During the Middle Ages, dinanderie was an important metal-crafting industry. It centered in
Dinant, Belgium -- hence its name.
Dinanderie was a method of hand-sculpting copper and pewter objects with a hammer and anvil,
encrusting the objects with precious metals and gems and giving the metal various patinas,
sometimes using fire.
Development of brazing brought a much cheaper way of making useful objects and required
little skill. So laws of economics crushed a great and beautiful art-craft.
Singlehandedly, an obscure French artist attempted to revive it. His name was Maurice Perrier
(1925-2011?). For a decade he lived in Peru and Chile, but he returned to France and eventually
found an abandoned terrace farm in the dry Alpine foothills about 40 miles north of Cannes,
where he and his wife could live frugally while he worked away on his art.
Maurice Perrier at work in his studio in the Alpine Hills,
France
Although we had exchanged some across-the-ocean correspondence, our first meeting was a
little chancy. I took an obscure and somewhat quaint railroad ride from Geneva, Switzerland, to
Nice, France. I recall that the last part of the trip was on a private rail line, one that had not been
taken over by the French government's rail syndicate.
Maurice knew I was coming, but we hadn't worked out details. There was no telephone service
to his farm, and this was decades before cell phones. I got off the train not knowing just what to do.
I checked into a nearby hotel. The next day he drove to Nice and began checking hotels,
beginning with those closest to the station. I think the hand of Providence was at work. We
found each other, and he drove me to the hilly farm, where I spent several nights and ate too
many fresh figs off the gnarled, old, and unkempt trees.
Slowly he gained some recognition in Paris galleries. I procured for him a brief exposition at
Neiman-Marcus in Dallas; and, because he made beautiful chalices and patens, at a Catholic
objects show in Seattle at the time of the world's fair.
Two samples of Perrier's dinanderie. showing patinas
and patterns created by fire.
Perrier became a dinandier partially by chance. He inherited a set of ancient and rare tools.
Without a mentor, he had to learn to use them and to rediscover techniques that had been lost for
centuries. Though he used ancient methods, he created unique objects of his own design and
taste. Thus some of his things were more Inca than Renaissance, more 20th century than
medieval.
He used fire abundantly, sometimes with a blowtorch. By varying time, temperature, thermal
patterns, and chemical compounds, he created elegant patinas of green, red, black, and brown -
often intermixed.
Each piece of sculpture started with a disk of metal. Some modern metal crafters start the same
way, say with a disk of copper. But they will mount their disks on a lathe and create their objects
by spinning them. This is not the technique of the dinandier.
Standing before a serpent's head - a form of anvil - Perrier laboriously tapped the disk over and
over with a hammer to make the form take shape. He used a variety of heads and hammers, each
of a distinct shape, to tap his object into the form he wanted.
The complex creation of patina would come only when the form of the object was completed.
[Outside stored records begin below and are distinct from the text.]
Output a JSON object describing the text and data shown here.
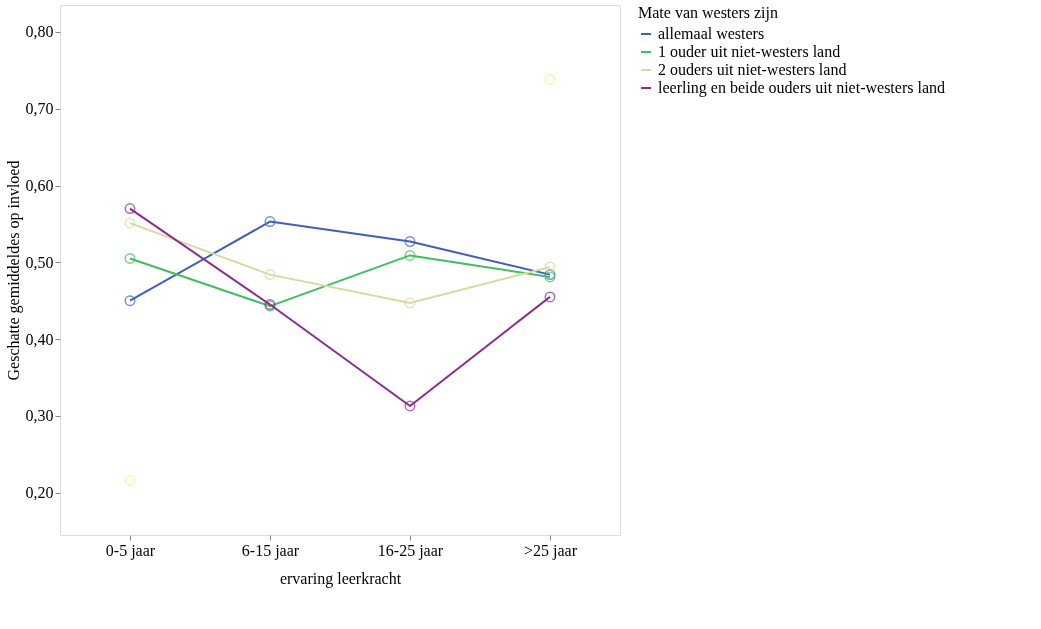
{
  "chart_data": {
    "type": "line",
    "xlabel": "ervaring leerkracht",
    "ylabel": "Geschatte gemiddeldes op invloed",
    "legend_title": "Mate van westers zijn",
    "legend": "right",
    "marker": "circle",
    "line_style": "solid",
    "grid": false,
    "categories": [
      "0-5 jaar",
      "6-15 jaar",
      "16-25 jaar",
      ">25 jaar"
    ],
    "ylim": [
      0.145,
      0.835
    ],
    "yticks": [
      {
        "value": 0.2,
        "label": "0,20"
      },
      {
        "value": 0.3,
        "label": "0,30"
      },
      {
        "value": 0.4,
        "label": "0,40"
      },
      {
        "value": 0.5,
        "label": "0,50"
      },
      {
        "value": 0.6,
        "label": "0,60"
      },
      {
        "value": 0.7,
        "label": "0,70"
      },
      {
        "value": 0.8,
        "label": "0,80"
      }
    ],
    "series": [
      {
        "name": "allemaal westers",
        "color": "#3f5fbf",
        "values": [
          0.45,
          0.553,
          0.527,
          0.484
        ]
      },
      {
        "name": "1 ouder uit niet-westers land",
        "color": "#3fbf5f",
        "values": [
          0.505,
          0.443,
          0.509,
          0.481
        ]
      },
      {
        "name": "2 ouders uit niet-westers land",
        "color": "#dcd8a0",
        "values": [
          0.551,
          0.484,
          0.447,
          0.494
        ]
      },
      {
        "name": "leerling en beide ouders uit niet-westers land",
        "color": "#8b2d8e",
        "values": [
          0.57,
          0.445,
          0.313,
          0.455
        ]
      },
      {
        "type": "scatter",
        "color": "#f5f07a",
        "values": [
          0.216,
          null,
          null,
          0.738
        ]
      }
    ]
  }
}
At that obscure and isolated rustic studio, I stood beside him and watched - amazed at his design
brilliance, precision, and stamina - and timed his hammering at the steady rate of 8,000 beats per
hour!
Happily, such a time-motion curiosity never occurred to him.
Lawrence Jeppson is an art consultant, organizer and curator of art exhibitions, writer, editor
and publisher, lecturer, art historian, and appraiser. He is America's leading authority on
modern, handwoven French tapestries. He is expert on the works of William Henry Clapp, Nat
Leeb, Tsing-fang Chen, and several French artists.
He is founding president of the non-profit Mathieu Matégot Foundation for Contemporary
Tapestry, whose purview encompasses all 20th-century tapestry, an interest that traces back to
1948. For many years he represented the Association des Peintres-Cartonniers de Tapisserie and
Arelis in America.
Through the Smithsonian Institution Traveling Exhibition Service, the American Federation of
Arts, the Museum of Modern Art, and his own Art Circuit Services he has been a contributor to
or organizer of more than 200 art exhibitions in the United States, Canada, Japan, and Taiwan.
He owns AcroEditions, which publishes and/or distributes multiple-original art. He was co-founder and artistic director of Collectors' Investment Fund.
He is the director of the Spring Arts Foundation; Utah Cultural Arts Foundation, and the Fine
Arts Legacy Foundation
Lawrence is an early-in-the-month home teacher, whose beat is by elevator. In addition, he has spent the past six years hosting and promoting reunions of the missionaries who served in the French Mission (France, Belgium, and Switzerland) during the decade after WWII.